The Sandcastle
- Cover of the first edition
- Author: Iris Murdoch
- Cover artist: Charles Mozley
- Language: English
- Publisher: Chatto and Windus
- Publication date: December 1957
- Publication place: Ireland
- Media type: Print (Hardback & Paperback)
- Pages: 320 pp (hardback edition)
- OCLC: 60590831

= The Sandcastle (novel) =

Book by Iris Murdoch

The Sandcastle is a novel by Iris Murdoch, published in 1957. It is the story of a middle-aged schoolmaster (Bill Mor) with political ambitions who meets a young painter (Rain Carter), come to paint a former school headmaster's portrait.

==Synopsis==
Bill Mor is a middle-aged History and Latin teacher at a public school. He is married to Nan and has two children, Donald and Felicity. Mor has political ambitions to stand as a candidate for the Labour party, although his wife is firmly opposed to any such ambitions. At a friends' dinner, he makes the acquaintance of Rain Carter, a young artist who has arrived at the school to paint a portrait of Demoyte, the school's former headmaster. Mor shows Rain Carter around the town. They are spotted together by Mor's friend Tim Burke, who suspects Mor and Carter might be having an affair.

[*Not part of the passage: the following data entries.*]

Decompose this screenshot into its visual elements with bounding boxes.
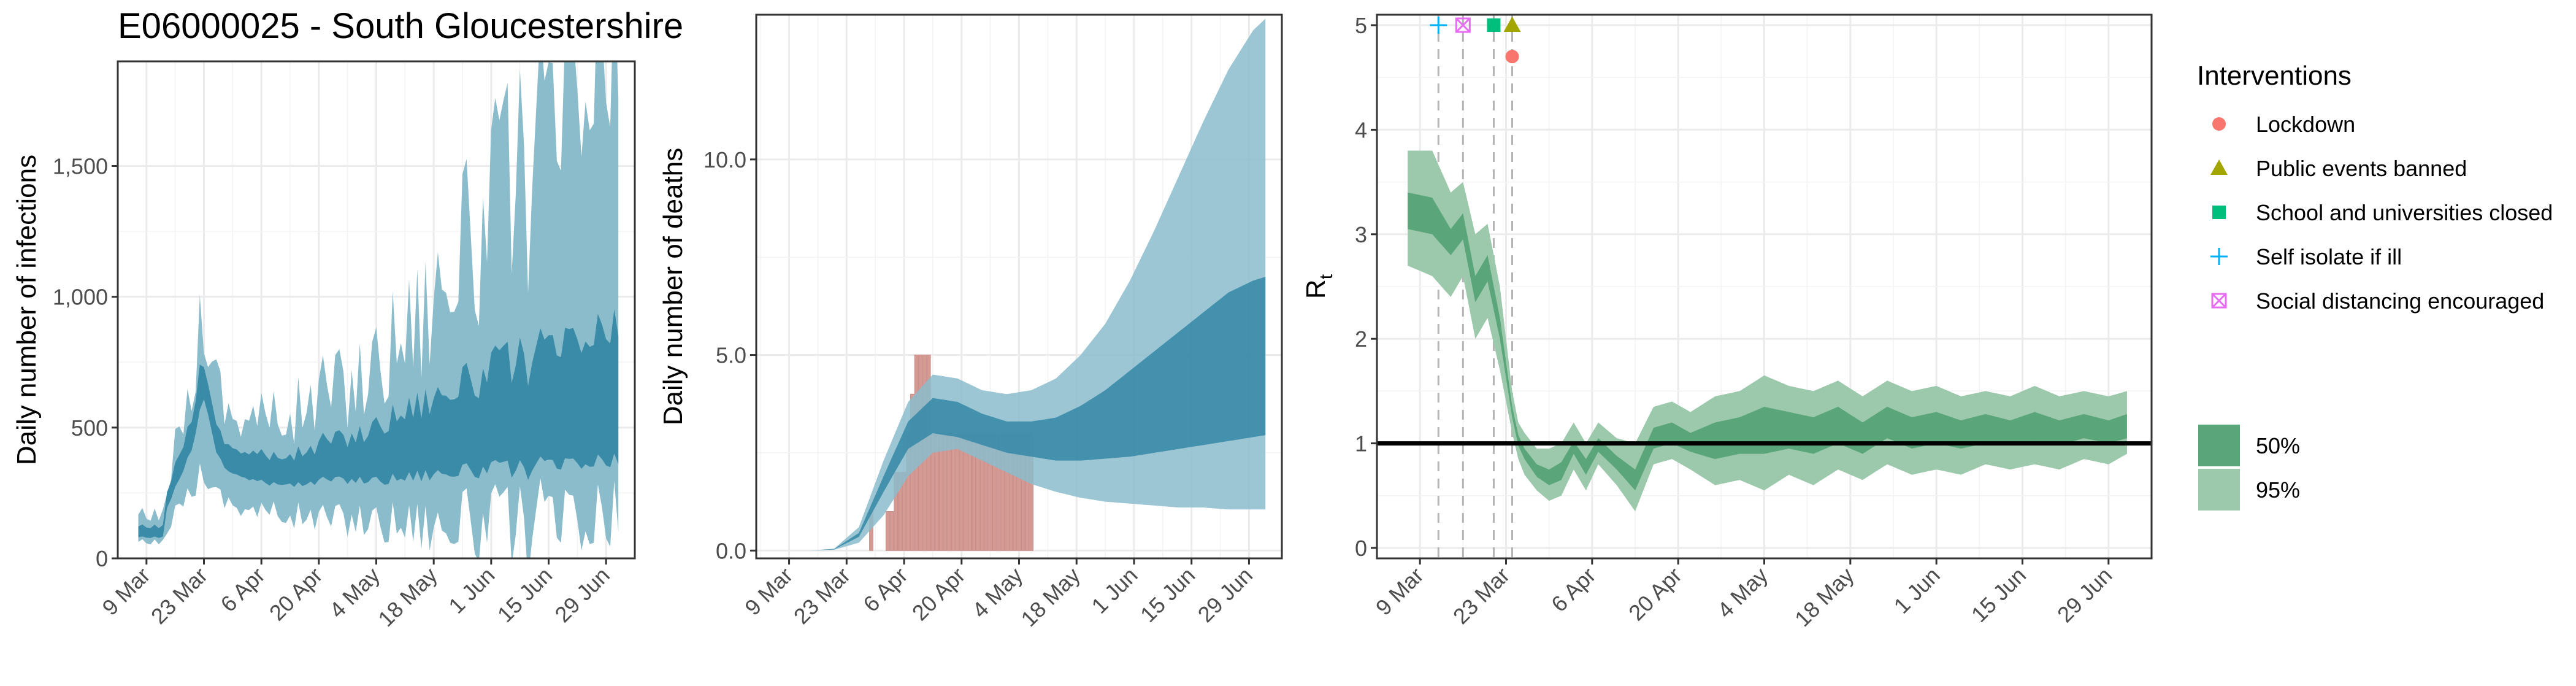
x-tick-label: 20 Apr	[907, 563, 970, 626]
legend-label: Self isolate if ill	[2256, 244, 2402, 269]
x-tick-label: 1 Jun	[1889, 563, 1945, 619]
death-bar	[885, 511, 890, 551]
y-tick-label: 2	[1355, 326, 1367, 352]
x-tick-label: 18 May	[1016, 563, 1084, 631]
x-tick-label: 15 Jun	[493, 563, 557, 627]
y-tick-label: 0.0	[716, 538, 746, 563]
y-tick-label: 1,500	[53, 154, 108, 179]
legend-item: Social distancing encouraged	[2211, 288, 2544, 314]
x-tick-label: 4 May	[1712, 563, 1773, 623]
x-tick-label: 6 Apr	[858, 563, 912, 617]
legend-label: Lockdown	[2256, 112, 2355, 137]
x-tick-label: 29 Jun	[2052, 563, 2117, 627]
y-axis-title: Daily number of deaths	[658, 148, 688, 425]
intervention-lines	[1437, 15, 1514, 558]
legend-label: Social distancing encouraged	[2256, 288, 2544, 314]
y-axis: 0 500 1,000 1,500	[53, 154, 118, 571]
legend-key-interval	[2198, 469, 2240, 511]
legend-item: School and universities closed	[2212, 200, 2553, 225]
marker-schools-closed	[1487, 18, 1501, 33]
x-tick-label: 9 Mar	[1371, 563, 1428, 620]
legend-key-square-x	[2211, 293, 2227, 309]
y-tick-label: 0	[1355, 536, 1367, 561]
y-axis: 0.0 5.0 10.0	[703, 147, 756, 563]
legend-key-square	[2212, 206, 2226, 219]
y-tick-label: 500	[71, 415, 108, 441]
legend-interval-item: 50%	[2198, 425, 2300, 466]
y-axis-title-subscript: t	[1316, 274, 1336, 279]
marker-lockdown	[1505, 50, 1519, 64]
legend-title-interventions: Interventions	[2197, 61, 2352, 91]
y-tick-label: 5.0	[716, 343, 746, 368]
y-tick-label: 0	[96, 546, 108, 571]
x-tick-label: 29 Jun	[1193, 563, 1257, 627]
legend-item: Lockdown	[2212, 112, 2355, 137]
rt-50-band	[1408, 192, 2127, 491]
x-tick-label: 15 Jun	[1966, 563, 2031, 627]
x-tick-label: 6 Apr	[1546, 563, 1600, 617]
y-tick-label: 4	[1355, 117, 1367, 142]
death-bar	[889, 511, 894, 551]
x-tick-label: 23 Mar	[1448, 563, 1514, 629]
x-tick-label: 29 Jun	[550, 563, 614, 627]
x-tick-label: 23 Mar	[789, 563, 855, 629]
plot-area	[138, 61, 619, 558]
legend-label: School and universities closed	[2256, 200, 2553, 225]
y-axis: 0 1 2 3 4 5	[1355, 13, 1377, 561]
panel-rt: 0 1 2 3 4 5 9 Mar 23 Mar 6 Apr 20 Apr 4 May 18 May 1…	[1301, 13, 2153, 631]
legend-label: 50%	[2256, 433, 2300, 458]
plot-area	[1377, 15, 2152, 558]
y-tick-label: 1	[1355, 431, 1367, 457]
death-bar	[947, 433, 952, 551]
figure-title: E06000025 - South Gloucestershire	[118, 6, 683, 46]
legend-interval-item: 95%	[2198, 469, 2300, 511]
legend-key-circle	[2212, 117, 2226, 131]
x-tick-label: 20 Apr	[264, 563, 328, 626]
legend-key-triangle	[2210, 160, 2228, 175]
y-tick-label: 10.0	[703, 147, 746, 172]
legend-item: Public events banned	[2210, 156, 2467, 181]
legend-label: Public events banned	[2256, 156, 2467, 181]
death-bar	[955, 433, 960, 551]
marker-public-events-banned	[1503, 17, 1521, 33]
intervention-markers	[1430, 17, 1521, 64]
x-tick-label: 18 May	[373, 563, 442, 631]
x-tick-label: 1 Jun	[1086, 563, 1142, 619]
y-tick-label: 1,000	[53, 285, 108, 310]
y-tick-label: 5	[1355, 13, 1367, 38]
marker-social-distancing	[1455, 17, 1471, 33]
deaths-50-band	[810, 277, 1266, 551]
x-tick-label: 15 Jun	[1135, 563, 1200, 627]
legend: Interventions Lockdown Public events banne…	[2197, 61, 2553, 511]
x-tick-label: 20 Apr	[1623, 563, 1687, 626]
x-axis: 9 Mar 23 Mar 6 Apr 20 Apr 4 May 18 May 1 Jun 15…	[1371, 558, 2117, 631]
x-tick-label: 6 Apr	[215, 563, 269, 617]
y-axis-title: Rt	[1301, 274, 1336, 299]
legend-key-interval	[2198, 425, 2240, 466]
legend-key-square-x	[2211, 293, 2227, 309]
x-tick-label: 1 Jun	[443, 563, 499, 619]
x-tick-label: 18 May	[1790, 563, 1858, 631]
legend-item: Self isolate if ill	[2210, 244, 2402, 269]
y-tick-label: 3	[1355, 222, 1367, 247]
death-bar	[951, 433, 956, 551]
marker-social-distancing	[1455, 17, 1471, 33]
y-axis-title: Daily number of infections	[12, 155, 42, 465]
plot-area	[810, 18, 1266, 551]
infections-50-band	[138, 309, 619, 538]
x-tick-label: 23 Mar	[146, 563, 212, 629]
legend-label: 95%	[2256, 477, 2300, 503]
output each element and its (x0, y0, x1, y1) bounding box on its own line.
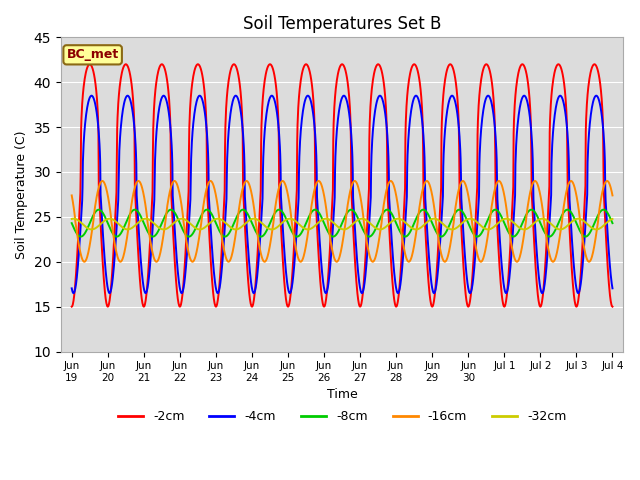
-32cm (70, 216, 77, 222)
-2cm (376, 63, 383, 69)
-32cm (319, 216, 326, 222)
-8cm (309, 208, 317, 214)
-4cm (70, 290, 77, 296)
-4cm (609, 286, 616, 291)
-16cm (110, 236, 118, 241)
-4cm (593, 93, 600, 98)
-32cm (609, 216, 616, 222)
-4cm (298, 120, 305, 126)
-32cm (298, 224, 305, 229)
-8cm (132, 207, 140, 213)
-2cm (132, 206, 140, 212)
Title: Soil Temperatures Set B: Soil Temperatures Set B (243, 15, 442, 33)
-16cm (81, 259, 88, 264)
Text: BC_met: BC_met (67, 48, 119, 61)
-2cm (609, 304, 616, 310)
Y-axis label: Soil Temperature (C): Soil Temperature (C) (15, 130, 28, 259)
Line: -2cm: -2cm (72, 64, 612, 307)
-8cm (68, 220, 76, 226)
-2cm (319, 299, 326, 305)
-8cm (609, 220, 616, 226)
X-axis label: Time: Time (327, 388, 358, 401)
-2cm (110, 240, 118, 246)
-8cm (77, 234, 84, 240)
Line: -16cm: -16cm (72, 181, 612, 262)
Legend: -2cm, -4cm, -8cm, -16cm, -32cm: -2cm, -4cm, -8cm, -16cm, -32cm (113, 405, 572, 428)
-16cm (68, 192, 76, 198)
Line: -4cm: -4cm (72, 96, 612, 293)
-2cm (68, 304, 76, 310)
-32cm (68, 216, 76, 222)
-16cm (132, 181, 140, 187)
-2cm (298, 73, 305, 79)
Line: -8cm: -8cm (72, 210, 612, 237)
-16cm (298, 258, 305, 264)
-32cm (132, 222, 140, 228)
-16cm (609, 192, 616, 198)
-4cm (132, 150, 140, 156)
-4cm (68, 286, 76, 291)
-8cm (376, 216, 383, 222)
-4cm (309, 108, 317, 113)
-2cm (309, 89, 317, 95)
-4cm (319, 273, 326, 279)
-2cm (86, 61, 93, 67)
-4cm (376, 93, 383, 98)
-16cm (309, 195, 317, 201)
-8cm (298, 230, 305, 236)
-32cm (593, 227, 600, 232)
-32cm (309, 225, 317, 230)
-16cm (604, 178, 611, 184)
-16cm (376, 232, 383, 238)
-4cm (110, 263, 118, 269)
-8cm (110, 232, 118, 238)
Line: -32cm: -32cm (72, 219, 612, 229)
-32cm (110, 217, 118, 223)
-8cm (600, 207, 607, 213)
-8cm (319, 216, 326, 222)
-32cm (376, 227, 383, 232)
-16cm (319, 185, 326, 191)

On one outing, Mor wants to show Miss Carter a small river outside the town. Miss Carter lets Mor, who doesn't have a license, drive her car through rough terrain, but the car gets stuck and damaged. Mor gets home late from this misadventure but chooses not to tell his wife about the incident. Nan and Felicity go away for a holiday in Dorset, and the love affair between Mor and Rain Carter develops during this time.

Nan comes home early from her holiday and surprises Mor kneeling in front of Rain with his head in her lap. In despair, Nan goes to Tim Burke. After a moment of mutual attraction between the two, Burke advises Nan to go back to her husband and not to ruin their relationship. However, Bill finds himself incapable of letting go of Rain. He is taken by her to an exhibition of her works in London and is deeply impressed with the pictures.

Meanwhile, Mor's son Don climbs the school tower with a friend and is saved from a dangerous fall by his father, upon which Don is expelled from the school. He runs away from home and is missing for days. During his absence, there is a function at the school for the unveiling of the new portrait. Nan gives a public speech at this gathering, praising and encouraging her husband's political ambitions. Rain, who knew nothing of this side of Mor's life, decides to leave him in order not to be in the way of his ambitions and resolves to go back to France.

That night, she paints until the early hours of the morning, changing Demoyte's face in the portrait and, by daybreak, has left. Don returns home.

==Characters in "The Sandcastle"==
- Bill Mor
- Nan Mor (Mor's wife)
- Felicity Mor (Mor's daughter)
- Donald Mor (Mor's son)
- Rain Carter
- Demoyte (former headmaster)

==The Title==
There is only one reference to a 'sandcastle' in the book.
From Iris Murdoch's The Sandcastle, Chapter Five:

"I can recall, as a child, seeing pictures in English children's books of boys and girls playing on the sand and making sandcastles – and I tried to play on my sand. But a Mediterranean beach is not a place for playing on. It is dirty and very dry. The tides never wash the sand or make it firm. When I tried to make a sandcastle, the sand would just run away between my fingers. It was too dry to hold together. And even as I poured sea water over it, the sun would dry it up at once."

==Adaptations==
William Ingram adapted it as a television drama in 1963.